Что же касается меня, то в мой восторг от «Пиковой дамы» входило именно такое чувство благодарности. Через эти звуки мне действительно как-то приоткрылось многое из того таинственного, что я чувствовал вокруг себя. Теперь вдруг вплотную придвинулось прошлое Петербурга. До моего увлечения «Пиковой» я как-то не вполне сознавал своей душевной связи с моим родным городом; я не знал, что в нем таится столько для меня самого трогательного и драгоценного. Я безотчетно упивался прелестью Петербурга, его своеобразной романтикой, но в то же время многое мне не нравилось, а иное даже оскорбляло мой вкус своей суровостью и казенщиной. Теперь же я через свое увлечение «Пиковой дамой» прозрел. Эта опера сделала то, что непосредственно окружающее получило новый смысл. Я всюду находил ту пленительную поэтичность, о присутствии которой прежде только догадывался.

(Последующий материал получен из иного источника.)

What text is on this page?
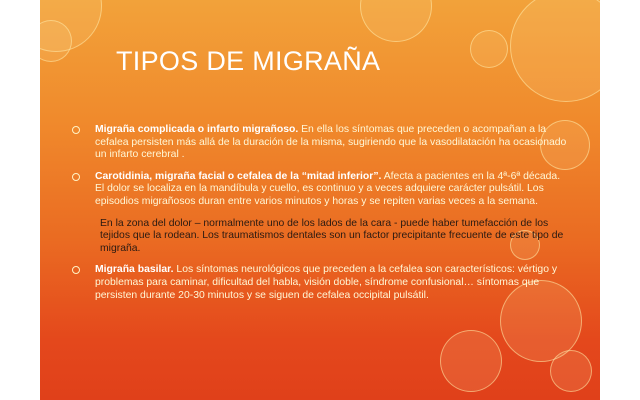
TIPOS DE MIGRAÑA
Migraña complicada o infarto migrañoso. En ella los síntomas que preceden o acompañan a la cefalea persisten más allá de la duración de la misma, sugiriendo que la vasodilatación ha ocasionado un infarto cerebral .
Carotidinia, migraña facial o cefalea de la “mitad inferior”. Afecta a pacientes en la 4ª-6ª década. El dolor se localiza en la mandíbula y cuello, es continuo y a veces adquiere carácter pulsátil. Los episodios migrañosos duran entre varios minutos y horas y se repiten varias veces a la semana.
En la zona del dolor – normalmente uno de los lados de la cara - puede haber tumefacción de los tejidos que la rodean. Los traumatismos dentales son un factor precipitante frecuente de este tipo de migraña.
Migraña basilar. Los síntomas neurológicos que preceden a la cefalea son característicos: vértigo y problemas para caminar, dificultad del habla, visión doble, síndrome confusional… síntomas que persisten durante 20-30 minutos y se siguen de cefalea occipital pulsátil.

Впрочем, значительная часть заслуги в этом выявлении поэтичности петербургского прошлого принадлежит заказчику-вдохновителю Чайковского — директору театров И. А. Всеволожскому. Не будь в этом старом подлинном вельможе лично сентиментального отношения к Петербургу, то москвич Чайковский, пожалуй, и не проникся бы в той же степени поэзией невской столицы. Это Всеволожский пожелал, чтобы первый акт происходил в Летнем саду, чтобы бал был настоящим екатерининским балом, чтобы в спальне графини все говорило об отживающем великолепии елисаветинской эпохи, чтобы в сцене в казарме чувствовалась сугубая унылая казенщина, вторжение в которую потустороннего начала представляется особенно потрясающим. Наконец, и перенесение места действия предпоследней картины в один из самых типичных и романтических пейзажей Петербурга — к Зимней Канавке, к подножию того дворцового перехода, который напоминает венецианский Мост Вздохов — эта своего рода чудесная находка принадлежала также Всеволожскому. Однако Чайковский все ему подсказанное усвоил всем своим художественным чутьем, благодаря чему опера, не переставая быть иллюстрацией или инсценировкой рассказа Пушкина, стала чем-то характерным для него — Чайковского.